CLARKWATCH: Follow news and updates regarding sanctions on Mayor Clark.

A look at Maxime Bernier’s musings, headlines over the last 10 years

Aug 23, 2018 | 1:45 PM

OTTAWA — Aside from calling for an end to supply management in the dairy sector and privatizing Canada Post, the man dubbed “Mad Max” has a history of making headlines, often with colourful — if not contentious — commentary. Here’s a look:

April 2008

Bernier touches off a diplomatic row during a visit to Afghanistan by publicly urging the country’s government to replace the governor of Kandahar, linking him to rampant corruption: “I think (the Afghan government) can work with us to be sure that the governor will be more powerful, the governor will do what he has to do to help us, and there’s the question to maybe have a new governor.” 

May 2008

Bernier comes under fire from opposition MPs over his relationship with Julie Couillard, who reportedly had ties to Quebec’s notorious biker gangs.

“Never did I think I’d get such a nasty and low attack from an opposition party,” he says during question period. “This concerns my private life, the private life in the past of my former girlfriend, and the private lives of people are none of your business.”

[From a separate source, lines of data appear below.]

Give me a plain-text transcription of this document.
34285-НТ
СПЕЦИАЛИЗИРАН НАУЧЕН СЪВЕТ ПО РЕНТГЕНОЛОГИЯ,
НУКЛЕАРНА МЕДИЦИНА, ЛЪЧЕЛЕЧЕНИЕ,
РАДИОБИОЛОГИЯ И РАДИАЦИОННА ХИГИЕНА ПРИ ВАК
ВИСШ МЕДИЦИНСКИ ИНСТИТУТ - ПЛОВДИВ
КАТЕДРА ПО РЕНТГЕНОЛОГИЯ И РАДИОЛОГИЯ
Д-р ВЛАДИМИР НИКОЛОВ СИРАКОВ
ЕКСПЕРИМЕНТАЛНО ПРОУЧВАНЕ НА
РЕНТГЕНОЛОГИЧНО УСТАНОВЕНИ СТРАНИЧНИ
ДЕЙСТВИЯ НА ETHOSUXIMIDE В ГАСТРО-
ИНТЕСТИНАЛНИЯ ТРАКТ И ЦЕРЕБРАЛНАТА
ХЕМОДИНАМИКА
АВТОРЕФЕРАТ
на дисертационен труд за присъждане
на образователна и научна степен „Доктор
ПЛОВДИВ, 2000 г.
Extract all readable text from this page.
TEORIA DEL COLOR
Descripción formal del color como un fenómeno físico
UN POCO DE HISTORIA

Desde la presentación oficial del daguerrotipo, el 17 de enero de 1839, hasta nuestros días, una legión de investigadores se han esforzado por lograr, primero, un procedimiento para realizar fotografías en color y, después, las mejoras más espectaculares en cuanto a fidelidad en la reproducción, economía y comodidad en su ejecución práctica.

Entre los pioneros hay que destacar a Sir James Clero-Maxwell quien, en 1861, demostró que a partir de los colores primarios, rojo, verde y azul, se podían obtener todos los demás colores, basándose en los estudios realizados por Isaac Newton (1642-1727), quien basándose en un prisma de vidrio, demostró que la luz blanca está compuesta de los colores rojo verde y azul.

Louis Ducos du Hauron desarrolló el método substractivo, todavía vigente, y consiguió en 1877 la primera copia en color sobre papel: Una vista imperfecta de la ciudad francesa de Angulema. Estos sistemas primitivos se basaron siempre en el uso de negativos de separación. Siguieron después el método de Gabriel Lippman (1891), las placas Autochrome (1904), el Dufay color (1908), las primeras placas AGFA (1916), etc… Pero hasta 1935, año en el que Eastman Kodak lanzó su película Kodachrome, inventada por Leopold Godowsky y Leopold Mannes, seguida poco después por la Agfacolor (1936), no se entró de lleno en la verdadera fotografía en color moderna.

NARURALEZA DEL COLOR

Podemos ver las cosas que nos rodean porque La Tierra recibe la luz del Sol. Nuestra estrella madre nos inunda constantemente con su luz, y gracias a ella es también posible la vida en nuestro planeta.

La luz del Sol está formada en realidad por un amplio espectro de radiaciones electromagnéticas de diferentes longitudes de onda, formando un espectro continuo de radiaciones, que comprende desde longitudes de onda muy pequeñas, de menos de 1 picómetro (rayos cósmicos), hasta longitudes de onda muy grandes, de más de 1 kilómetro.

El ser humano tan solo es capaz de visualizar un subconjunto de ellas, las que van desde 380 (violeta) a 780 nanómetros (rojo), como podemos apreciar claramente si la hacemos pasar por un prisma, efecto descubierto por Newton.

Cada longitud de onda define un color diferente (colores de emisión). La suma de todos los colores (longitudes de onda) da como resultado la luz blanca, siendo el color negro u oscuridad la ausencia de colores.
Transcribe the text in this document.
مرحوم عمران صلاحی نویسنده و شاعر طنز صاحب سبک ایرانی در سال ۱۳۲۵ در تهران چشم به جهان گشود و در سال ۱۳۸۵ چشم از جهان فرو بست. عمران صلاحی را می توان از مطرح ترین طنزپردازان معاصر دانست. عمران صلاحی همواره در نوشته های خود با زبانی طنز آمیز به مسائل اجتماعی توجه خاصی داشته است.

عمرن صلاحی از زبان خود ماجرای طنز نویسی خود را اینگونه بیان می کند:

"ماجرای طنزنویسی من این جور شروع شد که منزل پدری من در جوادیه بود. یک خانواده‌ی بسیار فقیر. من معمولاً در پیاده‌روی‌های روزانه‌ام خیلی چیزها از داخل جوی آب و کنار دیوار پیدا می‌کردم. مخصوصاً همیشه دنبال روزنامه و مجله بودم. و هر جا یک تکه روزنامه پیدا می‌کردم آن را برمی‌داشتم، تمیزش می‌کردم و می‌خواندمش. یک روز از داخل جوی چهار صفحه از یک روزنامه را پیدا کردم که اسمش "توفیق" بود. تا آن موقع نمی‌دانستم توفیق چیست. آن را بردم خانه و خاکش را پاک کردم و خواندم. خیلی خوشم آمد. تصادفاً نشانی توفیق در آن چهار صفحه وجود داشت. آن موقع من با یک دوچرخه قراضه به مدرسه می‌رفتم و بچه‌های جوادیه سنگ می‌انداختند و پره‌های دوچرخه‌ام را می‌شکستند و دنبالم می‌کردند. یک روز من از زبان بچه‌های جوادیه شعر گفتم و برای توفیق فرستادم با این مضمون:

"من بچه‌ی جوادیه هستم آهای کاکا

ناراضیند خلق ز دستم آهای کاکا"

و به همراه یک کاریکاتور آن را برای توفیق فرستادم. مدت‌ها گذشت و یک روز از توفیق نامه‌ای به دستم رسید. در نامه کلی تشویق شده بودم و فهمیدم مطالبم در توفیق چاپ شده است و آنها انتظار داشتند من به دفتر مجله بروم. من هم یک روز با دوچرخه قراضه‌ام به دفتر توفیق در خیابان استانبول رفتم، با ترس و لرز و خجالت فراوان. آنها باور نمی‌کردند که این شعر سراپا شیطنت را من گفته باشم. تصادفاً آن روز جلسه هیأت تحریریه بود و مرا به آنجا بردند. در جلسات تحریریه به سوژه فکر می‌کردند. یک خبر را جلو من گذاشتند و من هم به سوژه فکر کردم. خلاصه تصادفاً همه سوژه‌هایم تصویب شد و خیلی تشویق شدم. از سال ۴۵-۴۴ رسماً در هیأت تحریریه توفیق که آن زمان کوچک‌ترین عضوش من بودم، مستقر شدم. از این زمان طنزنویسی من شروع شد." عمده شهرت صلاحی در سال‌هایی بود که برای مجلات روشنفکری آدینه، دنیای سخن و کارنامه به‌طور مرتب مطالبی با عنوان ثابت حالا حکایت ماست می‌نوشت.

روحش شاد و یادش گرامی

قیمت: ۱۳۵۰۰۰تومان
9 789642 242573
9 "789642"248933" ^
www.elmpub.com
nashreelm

Bernier resigns his cabinet post by the end of the month after he is found to have left confidential briefing notes at the Couillard’s home.

September 2010

Bernier slams a proposal to give federal money for a new NHL rink in Quebec City, needed to fulfil dreams of the return of professional hockey to the city: “It’s nice to have dreams, but when you use borrowed money to achieve them and act as if money grows on trees, you may have a brutal awakening.”

October 2010

Bernier delivers a speech in Toronto where he says the federal government should end health transfer payments to provinces and territories, creating instead a new system to let them raise the money themselves to cover the costs of health care.

April 2011

Bernier holds a campaign rally where he rejects the idea that the Tories aren’t open to fresh faces and new ideas: “I think we are an open party, and we like to debate and the best one will win. What is an election right now if it is not about debates?”

Bernier is re-elected and is appointed to cabinet as the minister of state for small business, tourism and agriculture.

November 2013

At the Conservative policy convention, Bernier floats the idea of holding a referendum on whether to abolish the Senate, which at the time is mired in scandal.

May 2016

Bernier weighs in on the high-profile acquittal of Sen. Mike Duffy and the court judgment itself, which was critical of how Harper’s office handled the affair: “I think we have some blame to take and that the people who were in charge at the time, they have to take the blame.”

May 2017

Bernier loses the party’s leadership battle to Andrew Scheer on the last of 13 ballots, even though Bernier led the previous 12. Scheer wins with 50.95 per cent of the vote; Bernier earned 49.05 per cent.

April 2018

A chapter from Bernier’s forthcoming book is made public and causes a stir in caucus. In it, Bernier charges that it was “fake Conservatives” in the Quebec dairy lobby who signed up in the leadership vote to help Scheer win the leadership and protect Canada’s supply management system for dairy and poultry products — a scheme Bernier is anxious to abolish.

“He did what he thought he had to do to get the most votes, and that is fair game in a democratic system,” Bernier writes of Scheer in the book. “But this also helps explain why so many people are so cynical about politics, and with good reason.”

August 2018

Amid controversy over irregular border crossers in Quebec and elsewhere in Canada, Bernier trains his Twitter feed on the issue of immigration and multiculturalism, saying too much diversity and “extreme multiculturalism” could divide the country into “little tribes” and erode Canada’s identity. Immigration in Canada is at “too high a level,” he writes, and could soon cease to be “a tool to economically benefit Canadians,” instead becoming a “burden” and “a big-government policy of social engineering for ideological and electoral purposes.”